- From: Noah Mendelsohn <nrm@arcanedomain.com>
- Date: Sun, 19 Feb 2012 12:56:17 -0500
- To: David Lee <David.Lee@marklogic.com>
- CC: Norman Walsh <ndw@nwalsh.com>, W3C XML-ER Community Group <public-xml-er@w3.org>
On 2/18/2012 1:08 PM, David Lee wrote: > Question: If this*cant* be done in a streaming processor what does that mean ? > Does it mean the input must be fully read in order to "fix" it ? It typically means that in order to parse later content you may have to either go back and revisit earlier content, possibly quite far back in a large document), or else hold onto large amounts of state retained from earlier in the document as you proceed to parse the rest.

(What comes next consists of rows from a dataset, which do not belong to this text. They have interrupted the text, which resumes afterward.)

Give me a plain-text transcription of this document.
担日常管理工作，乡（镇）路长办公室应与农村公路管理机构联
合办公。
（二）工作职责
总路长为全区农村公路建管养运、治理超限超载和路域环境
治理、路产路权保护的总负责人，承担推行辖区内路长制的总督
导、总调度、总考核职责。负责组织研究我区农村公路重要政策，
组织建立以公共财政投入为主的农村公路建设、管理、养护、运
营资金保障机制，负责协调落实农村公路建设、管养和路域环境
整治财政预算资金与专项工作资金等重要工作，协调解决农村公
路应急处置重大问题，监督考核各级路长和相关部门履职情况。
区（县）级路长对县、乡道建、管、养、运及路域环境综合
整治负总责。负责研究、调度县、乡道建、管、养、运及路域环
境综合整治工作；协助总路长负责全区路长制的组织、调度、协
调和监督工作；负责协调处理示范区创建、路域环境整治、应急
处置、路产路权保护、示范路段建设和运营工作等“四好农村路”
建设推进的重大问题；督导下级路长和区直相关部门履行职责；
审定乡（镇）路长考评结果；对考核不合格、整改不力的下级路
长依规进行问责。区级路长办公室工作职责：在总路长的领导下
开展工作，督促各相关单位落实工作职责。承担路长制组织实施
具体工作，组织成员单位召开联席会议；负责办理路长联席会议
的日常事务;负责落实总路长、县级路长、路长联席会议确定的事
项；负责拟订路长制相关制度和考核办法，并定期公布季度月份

Also, it tends to mean that you can report content to a consuming application more or less as you go. Typically, in an XML parser, you need to retain thinks like the stack of open element names, the in-scope prefixes, and entity definitions, but not much else. So, one can argue that in that sense, XML tends to stream pretty well. There are other languages for which a correct parse involves revisiting or retaining a lot more than that, and those languages might be viewed as . Strictly speaking, XML breaks the second criterion for streaming above. Consider the following simple document: <a> <x>some bytes</x <x>some bytes</x ...repeat the <x>'s 1 million times </b> In principle, the only thing an XML parser should say about this is that it's not well formed, because the <a> does not match the </b>. In practice, SAX streaming parsers regularly fudge on this, cheerfully reporting the <x> elements before discovering at the end that it was all a mistake (and we really don't know if those <x>'s were good data, or whether the document was in fact mangled earlier. So, in that sense, XML is not a streaming format anyway. I presume our goal here is for XML-ER to be not much worse than XML in its streaming characteristics. Noah
Received on Sunday, 19 February 2012 17:56:45 UTC